Fallé, pero se estampó satisfactoriamente contra la pared, así que lo hice otra vez. Y otra y otra, mientras los vampiros se tropezaban, se chocaban con las sillas y miraban a todas partes como locos. Varios sacaron las pistolas, pero no tenían a qué disparar.
—¿Para qué tengo guardaespaldas, eh? —grité, mientras lanzaba contra el aparador una botella que explotó con un satisfactorio estrépito—. ¿Para qué? ¡Joder!
Otra se estrelló contra el espejo, dejando una extensa red de grietas que partían del centro.
—¡Tenemos que vigilar cómo duermes, Cassie! —Golpetazo—. ¡Y cómo comes! —Porrazo—. ¡Y cómo te pintas las puñeteras uñas de los pies, Cassie! —Estruendo—. ¡Y seguirte a cada paso, Cassie! —Astillas—. Pero cuando alguien intenta matarme, ¿qué coño hacéis?
Una botella se llevó por delante la lámpara del techo, provocando que el plafón se hiciera añicos y que las chispas salpicaran a los ya aterrorizados vampiros.
Y entonces paré, no porque ya no tuviera nada más que decir, sino porque uno de los vampiros se había percatado de la botella de cerveza que flotaba misteriosamente. Y al parecer, eso lo cabreó.
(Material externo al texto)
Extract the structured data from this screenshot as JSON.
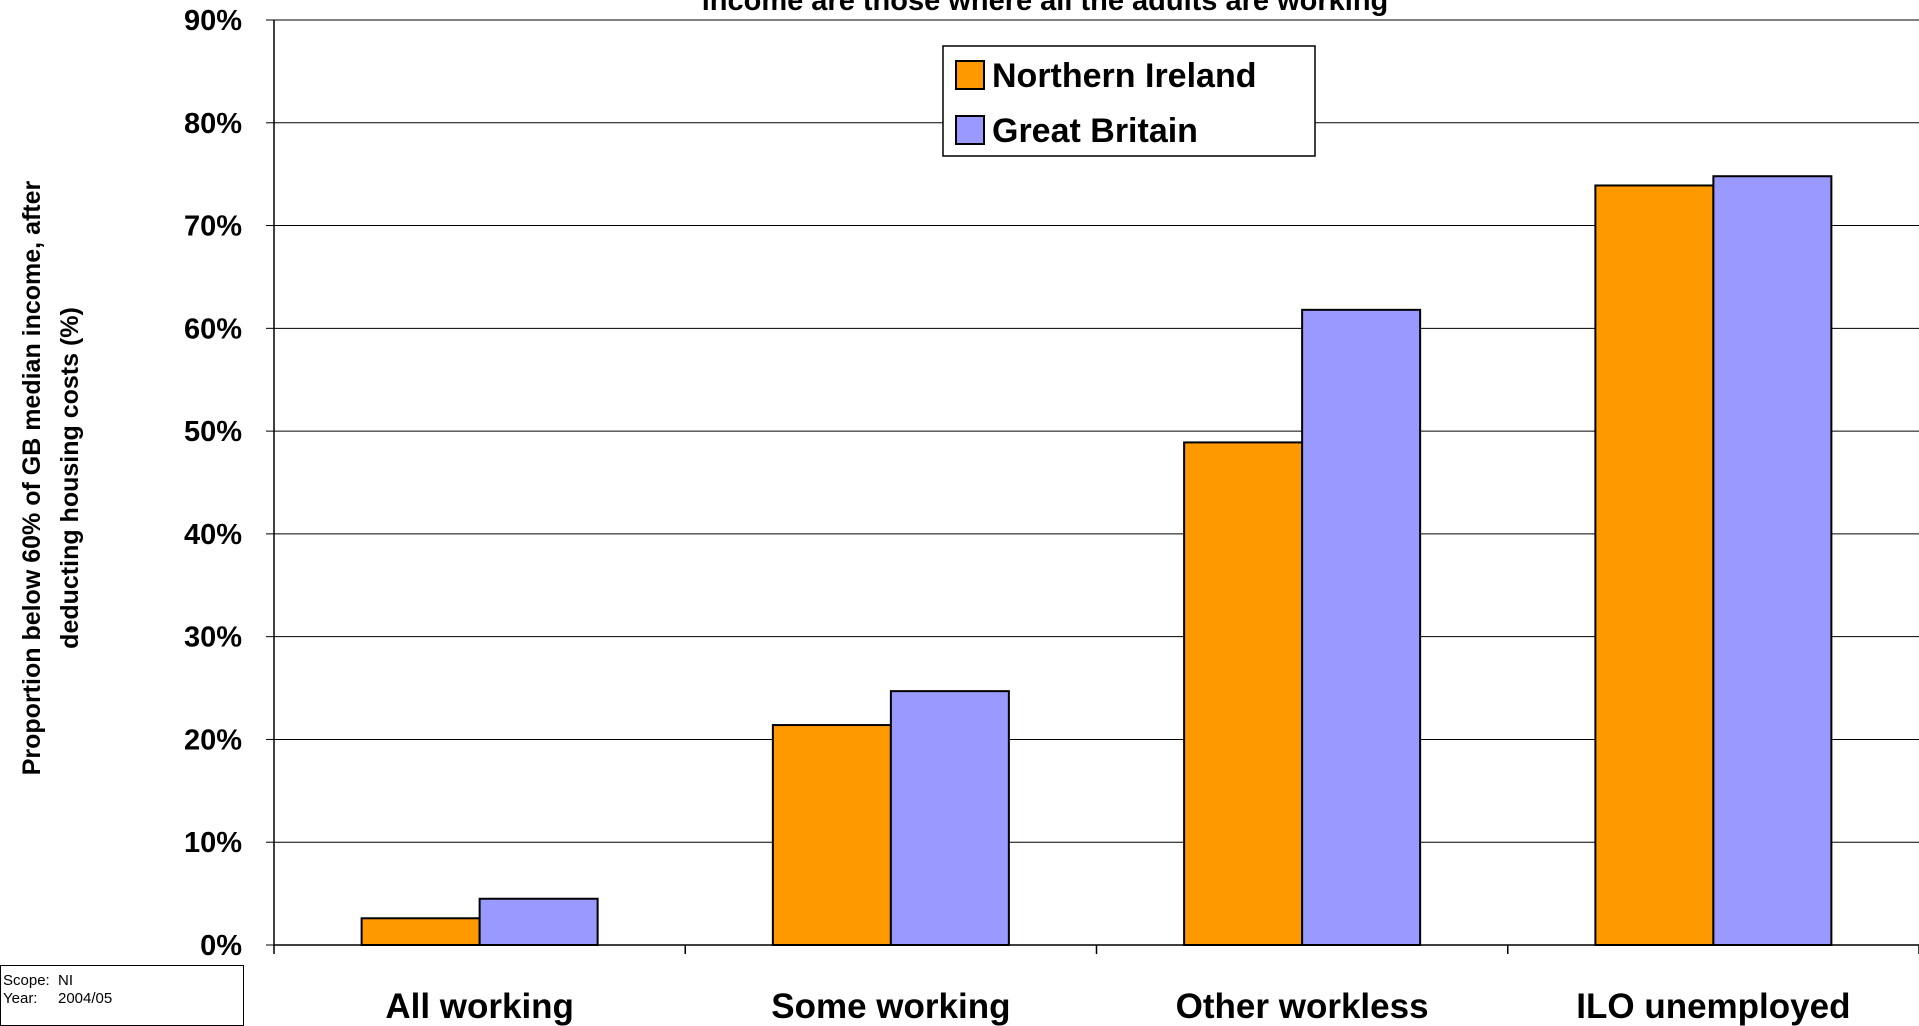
{
  "chart_data": {
    "type": "bar",
    "title": "income are those where all the adults are working",
    "xlabel": "",
    "ylabel_lines": [
      "Proportion below 60% of GB median income, after",
      "deducting housing costs (%)"
    ],
    "categories": [
      "All working",
      "Some working",
      "Other workless",
      "ILO unemployed"
    ],
    "series": [
      {
        "name": "Northern Ireland",
        "color": "#ff9900",
        "values": [
          2.6,
          21.4,
          48.9,
          73.9
        ]
      },
      {
        "name": "Great Britain",
        "color": "#9999ff",
        "values": [
          4.5,
          24.7,
          61.8,
          74.8
        ]
      }
    ],
    "ylim": [
      0,
      90
    ],
    "yticks": [
      0,
      10,
      20,
      30,
      40,
      50,
      60,
      70,
      80,
      90
    ],
    "ytick_labels": [
      "0%",
      "10%",
      "20%",
      "30%",
      "40%",
      "50%",
      "60%",
      "70%",
      "80%",
      "90%"
    ],
    "grid": true,
    "legend_position": "top-center"
  },
  "scope_box": {
    "scope_key": "Scope:",
    "scope_value": "NI",
    "year_key": "Year:",
    "year_value": "2004/05"
  }
}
—Ya estoy harto de esta mierda —dijo con malicia mientras se preparaba para disparar.
No me molesté en moverme; simplemente meneé la botella de modo provocador.
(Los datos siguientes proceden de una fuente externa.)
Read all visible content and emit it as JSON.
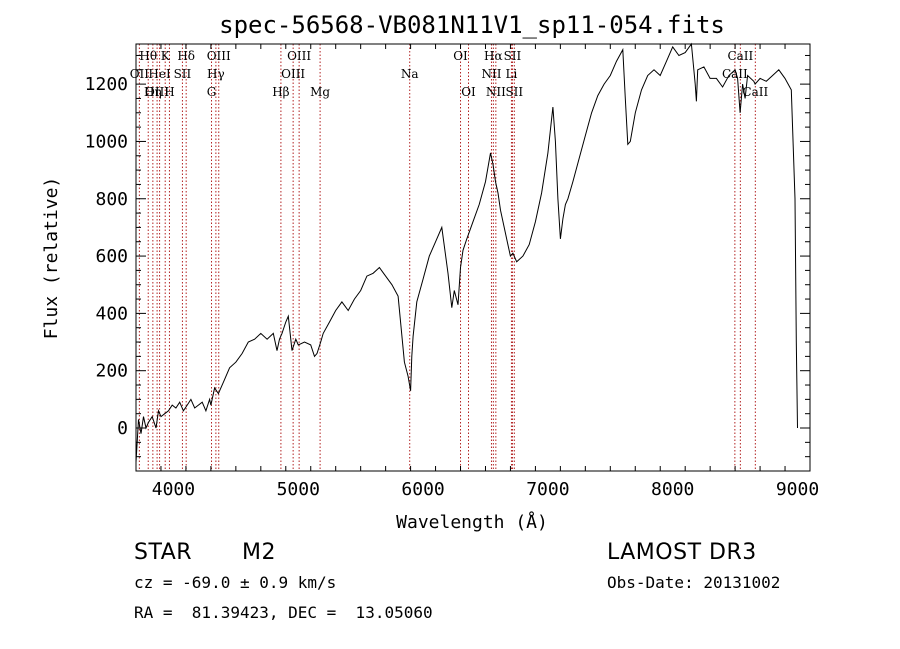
{
  "chart_data": {
    "type": "line",
    "title": "spec-56568-VB081N11V1_sp11-054.fits",
    "xlabel": "Wavelength (Å)",
    "ylabel": "Flux (relative)",
    "xlim": [
      3700,
      9100
    ],
    "ylim": [
      -150,
      1340
    ],
    "xticks": [
      4000,
      5000,
      6000,
      7000,
      8000,
      9000
    ],
    "yticks": [
      0,
      200,
      400,
      600,
      800,
      1000,
      1200
    ],
    "series": [
      {
        "name": "flux",
        "x": [
          3700,
          3720,
          3740,
          3760,
          3780,
          3800,
          3830,
          3860,
          3880,
          3900,
          3930,
          3960,
          3990,
          4020,
          4050,
          4080,
          4110,
          4140,
          4170,
          4200,
          4230,
          4260,
          4290,
          4300,
          4330,
          4360,
          4400,
          4450,
          4500,
          4550,
          4600,
          4650,
          4700,
          4750,
          4800,
          4830,
          4850,
          4870,
          4900,
          4920,
          4950,
          4980,
          5000,
          5050,
          5100,
          5130,
          5150,
          5180,
          5200,
          5250,
          5300,
          5350,
          5400,
          5450,
          5500,
          5550,
          5600,
          5650,
          5700,
          5750,
          5800,
          5850,
          5880,
          5900,
          5910,
          5920,
          5950,
          6000,
          6050,
          6100,
          6150,
          6200,
          6230,
          6250,
          6280,
          6300,
          6320,
          6350,
          6400,
          6450,
          6500,
          6540,
          6560,
          6580,
          6600,
          6620,
          6650,
          6680,
          6700,
          6720,
          6750,
          6800,
          6850,
          6900,
          6950,
          7000,
          7040,
          7060,
          7080,
          7100,
          7120,
          7140,
          7160,
          7200,
          7250,
          7300,
          7350,
          7400,
          7450,
          7500,
          7550,
          7600,
          7620,
          7640,
          7660,
          7700,
          7750,
          7800,
          7850,
          7900,
          7950,
          8000,
          8050,
          8100,
          8150,
          8180,
          8190,
          8200,
          8250,
          8300,
          8350,
          8400,
          8450,
          8500,
          8520,
          8540,
          8560,
          8580,
          8600,
          8650,
          8660,
          8700,
          8750,
          8800,
          8850,
          8900,
          8950,
          8980,
          8990,
          9000
        ],
        "values": [
          -120,
          30,
          -20,
          40,
          0,
          20,
          40,
          0,
          60,
          40,
          50,
          60,
          80,
          70,
          90,
          60,
          80,
          100,
          70,
          80,
          90,
          60,
          100,
          80,
          140,
          120,
          160,
          210,
          230,
          260,
          300,
          310,
          330,
          310,
          330,
          270,
          310,
          330,
          370,
          390,
          270,
          310,
          290,
          300,
          290,
          250,
          260,
          300,
          330,
          370,
          410,
          440,
          410,
          450,
          480,
          530,
          540,
          560,
          530,
          500,
          460,
          230,
          180,
          130,
          250,
          320,
          440,
          520,
          600,
          650,
          700,
          540,
          420,
          480,
          430,
          560,
          620,
          660,
          720,
          780,
          860,
          960,
          920,
          860,
          820,
          760,
          700,
          640,
          600,
          610,
          580,
          600,
          640,
          720,
          820,
          960,
          1120,
          1000,
          800,
          660,
          730,
          780,
          800,
          860,
          940,
          1020,
          1100,
          1160,
          1200,
          1230,
          1280,
          1320,
          1150,
          990,
          1000,
          1100,
          1180,
          1230,
          1250,
          1230,
          1280,
          1330,
          1300,
          1310,
          1340,
          1200,
          1140,
          1250,
          1260,
          1220,
          1220,
          1190,
          1230,
          1250,
          1220,
          1100,
          1200,
          1150,
          1230,
          1210,
          1200,
          1220,
          1210,
          1230,
          1250,
          1220,
          1180,
          800,
          300,
          0
        ]
      }
    ],
    "lines": [
      {
        "name": "Hθ",
        "x": 3798,
        "row": 0
      },
      {
        "name": "OII",
        "x": 3727,
        "row": 1
      },
      {
        "name": "OIII",
        "x": 3869,
        "row": 2
      },
      {
        "name": "Hη",
        "x": 3835,
        "row": 2
      },
      {
        "name": "K",
        "x": 3934,
        "row": 0
      },
      {
        "name": "HeI",
        "x": 3889,
        "row": 1
      },
      {
        "name": "H",
        "x": 3968,
        "row": 2
      },
      {
        "name": "Hδ",
        "x": 4102,
        "row": 0
      },
      {
        "name": "SII",
        "x": 4072,
        "row": 1
      },
      {
        "name": "OIII",
        "x": 4363,
        "row": 0
      },
      {
        "name": "Hγ",
        "x": 4340,
        "row": 1
      },
      {
        "name": "G",
        "x": 4305,
        "row": 2
      },
      {
        "name": "OIII",
        "x": 5007,
        "row": 0
      },
      {
        "name": "OIII",
        "x": 4959,
        "row": 1
      },
      {
        "name": "Hβ",
        "x": 4861,
        "row": 2
      },
      {
        "name": "Mg",
        "x": 5175,
        "row": 2
      },
      {
        "name": "Na",
        "x": 5893,
        "row": 1
      },
      {
        "name": "OI",
        "x": 6300,
        "row": 0
      },
      {
        "name": "OI",
        "x": 6364,
        "row": 2
      },
      {
        "name": "Hα",
        "x": 6563,
        "row": 0
      },
      {
        "name": "NII",
        "x": 6548,
        "row": 1
      },
      {
        "name": "NII",
        "x": 6583,
        "row": 2
      },
      {
        "name": "SII",
        "x": 6716,
        "row": 0
      },
      {
        "name": "Li",
        "x": 6708,
        "row": 1
      },
      {
        "name": "SII",
        "x": 6731,
        "row": 2
      },
      {
        "name": "CaII",
        "x": 8542,
        "row": 0
      },
      {
        "name": "CaII",
        "x": 8498,
        "row": 1
      },
      {
        "name": "CaII",
        "x": 8662,
        "row": 2
      }
    ]
  },
  "footer": {
    "object_type": "STAR",
    "subclass": "M2",
    "survey": "LAMOST DR3",
    "redshift": "cz = -69.0 ± 0.9 km/s",
    "obs_date": "Obs-Date: 20131002",
    "coords": "RA =  81.39423, DEC =  13.05060"
  },
  "colors": {
    "line_marker": "#b22222",
    "spectrum": "#000000",
    "axis": "#000000"
  }
}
—¿La quieres, hijo de puta? ¿La quieres? ¡Pues ven a cogerla! —Y eché a correr.
Una bala impactó en la pared cerca de mí, otra hizo añicos una lámpara del pasillo y una tercera atravesó un bonito cuadro, perforando a la chica del columpio justo entre los ojos. Me daba igual; estaba más preocupada por la chica que había en la pared, que se estaba poniendo bastante azul y parecía bastante muerta. Me detuve durante una décima de segundo para mirar horrorizada mis rasgos cadavéricos y mi rostro sin vida, y entonces empecé a fundirme con mi pobre cuerpo maltratado y…
Nada.
Oscuridad.
Frío.
Mucho frío.
Silencio.
Hasta que alguien empezó a gritar.
—¡No te mueras, no te mueras, joder, no te me mueras…!
Alguien me estaba golpeando el pecho y otra persona me estaba introduciendo aire con sabor a humo en la garganta; y de verdad que tenía que hacer gárgaras, porque era un asco. Y entonces empecé a atragantarme y a respirar con dificultad y a agitarme débilmente y Marco me apretó contra su enorme pecho que se movía rápidamente.
—¿Estás bien? Joder, ¿estás bien? —me gritó en la cara.
—Arf… —dije con brillantez. Y luego le vomité encima.